Do you have any favorite war movies or anything that influenced this film in particular?
Yeah. There’s that Italian guy, Rossellini. The guy who did the Italian neorealism stuff like “Germany, Near Zero,” “Rome, Open City.” Also, “Apocalypse Now,” my favorite film. There’s a Russian movie called “Come and See,” which is insane. It’s insane, but it’s such a—as a piece of direction, as a piece of film—you really feel that director’s imprint on it.
How have you found the transition from smaller independent film to working on something big budget to be?
No matter how much money you have it’s not enough. No matter how much time they give you it’s not enough. You’re just driving in a bigger car. You still gotta stop at all the lights and put on your turn signal.
Was there anything you miss from the indie experience?

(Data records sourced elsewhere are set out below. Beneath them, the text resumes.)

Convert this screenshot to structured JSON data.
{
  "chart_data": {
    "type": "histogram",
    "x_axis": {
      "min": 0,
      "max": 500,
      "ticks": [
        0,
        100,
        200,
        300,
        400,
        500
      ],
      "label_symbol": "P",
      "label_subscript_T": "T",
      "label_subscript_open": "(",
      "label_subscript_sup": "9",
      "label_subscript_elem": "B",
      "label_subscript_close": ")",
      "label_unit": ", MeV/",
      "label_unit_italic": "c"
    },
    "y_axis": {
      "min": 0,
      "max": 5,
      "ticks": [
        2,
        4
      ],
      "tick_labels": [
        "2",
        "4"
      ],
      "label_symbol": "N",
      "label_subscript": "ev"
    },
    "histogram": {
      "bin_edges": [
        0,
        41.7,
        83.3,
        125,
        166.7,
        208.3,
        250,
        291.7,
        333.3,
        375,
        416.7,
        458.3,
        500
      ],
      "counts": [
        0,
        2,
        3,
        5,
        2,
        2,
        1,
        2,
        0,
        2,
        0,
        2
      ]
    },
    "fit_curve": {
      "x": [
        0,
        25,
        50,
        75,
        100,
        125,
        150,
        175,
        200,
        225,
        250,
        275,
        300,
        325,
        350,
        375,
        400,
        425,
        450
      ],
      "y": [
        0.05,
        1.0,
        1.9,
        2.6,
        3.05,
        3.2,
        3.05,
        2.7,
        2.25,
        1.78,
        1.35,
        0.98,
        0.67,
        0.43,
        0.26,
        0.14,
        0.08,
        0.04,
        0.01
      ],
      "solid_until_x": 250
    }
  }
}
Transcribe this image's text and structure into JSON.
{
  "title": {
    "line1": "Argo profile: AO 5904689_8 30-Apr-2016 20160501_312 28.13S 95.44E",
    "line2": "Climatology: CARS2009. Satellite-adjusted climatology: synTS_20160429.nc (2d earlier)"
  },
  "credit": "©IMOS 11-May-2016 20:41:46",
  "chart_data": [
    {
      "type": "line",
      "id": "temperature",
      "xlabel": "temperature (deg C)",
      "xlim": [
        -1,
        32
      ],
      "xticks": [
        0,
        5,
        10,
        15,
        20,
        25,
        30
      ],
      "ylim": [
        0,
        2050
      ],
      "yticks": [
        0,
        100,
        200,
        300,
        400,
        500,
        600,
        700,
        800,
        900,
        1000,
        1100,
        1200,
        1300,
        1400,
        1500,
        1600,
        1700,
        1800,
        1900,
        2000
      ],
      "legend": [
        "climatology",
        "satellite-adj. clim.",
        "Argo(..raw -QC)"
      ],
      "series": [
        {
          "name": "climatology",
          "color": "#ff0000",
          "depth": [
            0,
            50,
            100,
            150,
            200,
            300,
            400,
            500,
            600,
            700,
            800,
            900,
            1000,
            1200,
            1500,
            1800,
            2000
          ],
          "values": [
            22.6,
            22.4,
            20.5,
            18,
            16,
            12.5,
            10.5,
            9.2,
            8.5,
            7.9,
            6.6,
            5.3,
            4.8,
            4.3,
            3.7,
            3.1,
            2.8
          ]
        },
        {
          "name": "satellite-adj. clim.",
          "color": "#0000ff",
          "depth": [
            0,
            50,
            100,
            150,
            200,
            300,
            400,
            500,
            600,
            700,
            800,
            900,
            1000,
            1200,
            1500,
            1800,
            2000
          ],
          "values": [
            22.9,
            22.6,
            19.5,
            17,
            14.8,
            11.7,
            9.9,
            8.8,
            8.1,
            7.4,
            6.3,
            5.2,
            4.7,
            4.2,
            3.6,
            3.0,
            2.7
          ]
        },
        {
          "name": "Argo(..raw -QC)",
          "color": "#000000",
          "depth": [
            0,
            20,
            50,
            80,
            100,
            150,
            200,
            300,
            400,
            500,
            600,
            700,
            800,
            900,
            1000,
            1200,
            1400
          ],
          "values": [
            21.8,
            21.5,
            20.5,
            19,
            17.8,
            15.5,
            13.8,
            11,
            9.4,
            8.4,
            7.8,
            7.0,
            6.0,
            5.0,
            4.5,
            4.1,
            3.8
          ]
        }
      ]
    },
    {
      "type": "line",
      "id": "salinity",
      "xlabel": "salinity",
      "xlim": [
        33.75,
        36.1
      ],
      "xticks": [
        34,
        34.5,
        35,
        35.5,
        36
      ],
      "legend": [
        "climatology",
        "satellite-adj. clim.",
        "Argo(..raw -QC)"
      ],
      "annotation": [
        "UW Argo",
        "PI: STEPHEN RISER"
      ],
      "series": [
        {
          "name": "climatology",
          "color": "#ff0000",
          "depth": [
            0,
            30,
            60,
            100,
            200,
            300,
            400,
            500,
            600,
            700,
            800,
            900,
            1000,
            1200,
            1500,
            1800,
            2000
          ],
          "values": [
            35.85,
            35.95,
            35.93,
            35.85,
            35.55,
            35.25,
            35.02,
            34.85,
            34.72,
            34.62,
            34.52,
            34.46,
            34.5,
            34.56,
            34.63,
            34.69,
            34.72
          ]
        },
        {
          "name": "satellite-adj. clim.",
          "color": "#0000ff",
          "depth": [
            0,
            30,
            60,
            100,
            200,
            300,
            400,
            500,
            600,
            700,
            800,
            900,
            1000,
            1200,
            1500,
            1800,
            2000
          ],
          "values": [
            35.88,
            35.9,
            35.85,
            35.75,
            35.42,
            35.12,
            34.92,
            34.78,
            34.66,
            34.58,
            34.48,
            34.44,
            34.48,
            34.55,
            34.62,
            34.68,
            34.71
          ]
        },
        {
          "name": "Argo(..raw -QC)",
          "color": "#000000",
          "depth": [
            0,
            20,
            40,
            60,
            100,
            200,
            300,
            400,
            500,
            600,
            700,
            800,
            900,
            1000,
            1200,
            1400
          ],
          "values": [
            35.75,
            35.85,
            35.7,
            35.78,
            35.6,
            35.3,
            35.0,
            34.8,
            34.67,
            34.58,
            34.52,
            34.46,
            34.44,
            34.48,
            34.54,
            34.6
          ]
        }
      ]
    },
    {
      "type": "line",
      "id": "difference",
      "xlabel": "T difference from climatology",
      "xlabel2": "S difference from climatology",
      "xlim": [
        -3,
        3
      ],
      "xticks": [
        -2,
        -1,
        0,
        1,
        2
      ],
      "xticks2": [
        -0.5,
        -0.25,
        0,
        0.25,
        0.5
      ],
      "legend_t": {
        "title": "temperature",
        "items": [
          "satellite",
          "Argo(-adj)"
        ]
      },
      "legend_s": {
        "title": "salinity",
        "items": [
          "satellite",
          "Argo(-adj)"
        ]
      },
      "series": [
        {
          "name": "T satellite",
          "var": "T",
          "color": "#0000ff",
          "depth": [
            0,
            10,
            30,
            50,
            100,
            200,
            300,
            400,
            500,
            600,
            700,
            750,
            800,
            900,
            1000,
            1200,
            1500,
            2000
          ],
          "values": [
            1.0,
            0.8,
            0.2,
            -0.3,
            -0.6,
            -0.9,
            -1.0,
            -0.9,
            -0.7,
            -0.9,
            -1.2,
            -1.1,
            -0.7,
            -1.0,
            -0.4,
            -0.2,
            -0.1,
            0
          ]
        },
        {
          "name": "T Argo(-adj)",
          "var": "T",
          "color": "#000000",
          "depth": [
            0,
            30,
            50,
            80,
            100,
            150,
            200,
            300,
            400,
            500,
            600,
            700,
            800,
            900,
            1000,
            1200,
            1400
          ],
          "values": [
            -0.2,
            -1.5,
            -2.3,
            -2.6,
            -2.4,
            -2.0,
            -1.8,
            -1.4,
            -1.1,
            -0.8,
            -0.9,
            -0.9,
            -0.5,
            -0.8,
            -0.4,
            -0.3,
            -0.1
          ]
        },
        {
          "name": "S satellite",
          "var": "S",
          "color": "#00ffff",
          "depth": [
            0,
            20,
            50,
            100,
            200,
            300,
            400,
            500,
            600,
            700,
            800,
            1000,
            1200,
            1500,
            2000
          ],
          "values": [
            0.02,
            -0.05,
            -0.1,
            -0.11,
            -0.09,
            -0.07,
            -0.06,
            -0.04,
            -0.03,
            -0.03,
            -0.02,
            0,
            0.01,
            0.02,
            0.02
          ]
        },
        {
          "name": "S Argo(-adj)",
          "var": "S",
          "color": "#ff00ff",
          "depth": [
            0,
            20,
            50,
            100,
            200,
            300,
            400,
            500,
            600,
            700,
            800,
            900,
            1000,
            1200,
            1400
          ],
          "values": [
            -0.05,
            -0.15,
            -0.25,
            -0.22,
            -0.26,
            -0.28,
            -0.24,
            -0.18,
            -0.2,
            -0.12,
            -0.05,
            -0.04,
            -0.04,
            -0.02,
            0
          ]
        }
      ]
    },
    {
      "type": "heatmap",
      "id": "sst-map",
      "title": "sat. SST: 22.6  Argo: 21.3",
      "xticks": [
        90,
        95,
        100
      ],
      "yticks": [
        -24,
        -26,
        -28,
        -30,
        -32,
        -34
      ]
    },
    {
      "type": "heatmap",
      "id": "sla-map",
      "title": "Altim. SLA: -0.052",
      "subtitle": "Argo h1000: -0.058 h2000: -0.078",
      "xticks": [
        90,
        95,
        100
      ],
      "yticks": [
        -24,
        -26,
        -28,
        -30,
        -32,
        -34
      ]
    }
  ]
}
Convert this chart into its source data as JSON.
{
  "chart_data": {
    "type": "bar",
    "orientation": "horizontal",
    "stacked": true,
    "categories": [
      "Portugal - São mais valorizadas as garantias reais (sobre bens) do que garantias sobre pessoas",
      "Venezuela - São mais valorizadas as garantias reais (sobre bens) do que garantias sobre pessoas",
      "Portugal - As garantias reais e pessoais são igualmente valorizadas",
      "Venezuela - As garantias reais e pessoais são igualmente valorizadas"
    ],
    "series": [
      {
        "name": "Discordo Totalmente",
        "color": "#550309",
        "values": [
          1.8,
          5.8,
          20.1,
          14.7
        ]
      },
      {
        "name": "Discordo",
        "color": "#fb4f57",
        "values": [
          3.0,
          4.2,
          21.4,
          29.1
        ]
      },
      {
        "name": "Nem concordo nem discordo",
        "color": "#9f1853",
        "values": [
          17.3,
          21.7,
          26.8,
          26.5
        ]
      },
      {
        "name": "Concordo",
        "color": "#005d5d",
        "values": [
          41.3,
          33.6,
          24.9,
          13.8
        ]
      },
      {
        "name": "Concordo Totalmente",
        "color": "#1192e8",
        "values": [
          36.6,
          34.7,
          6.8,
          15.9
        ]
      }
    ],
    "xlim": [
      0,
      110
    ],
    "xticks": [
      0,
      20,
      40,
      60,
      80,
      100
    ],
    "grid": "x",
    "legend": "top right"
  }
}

The only thing I missed technique-wise was being handheld. I like being handheld because you can run and just re-block a camera super fast. It takes seconds for the operator to walk over and get the camera in position. When you’re shooting as we did traditionally on this, to re-block a camera you’re moving equipment. Whether it’s a crane or it’s a dolly or a dolly track—it becomes more of an event. You can’t just run up and tag and insert or something like that. But that was the language this film needed to be shot in. It needed to be a more composed, meditative thing. That’s the thing. Go to a movie theater and watch this in a theater because it’s so visually dense. There’s so much richness and detail in these images. You need a big screen to see it.
Do you have any memorable or disastrous onset experiences?
Disastrous onset experience. Hmm. The dinner scene. We only had a few of those plates. And those plates had a pattern on them. And they kept breaking and we didn’t have any backup plates. I was losing my mind. We were gluing plates back together. And I was just freaking out over the plates, which is insane because it’s a war movie with tanks and stuff. Other than that it was just—we shot in December in the U.K. and there would be overcast and we’d only have 6 to 6 1/2 hours of outdoor shooting light. I’d have this big list of shots I need. And you get really smart and you have to figure out if you’re going to shoot the scene in six setups or if you can do it in three setups. And that’s what was scary. Wherever you show up and wherever you decide to place that first camera—you’re going to be feeling it in six hours whether that was a good call or not. That’s the toughest part. Really just tightrope without a safety net while they’re shooting at you. I love it though. I wouldn’t do anything else.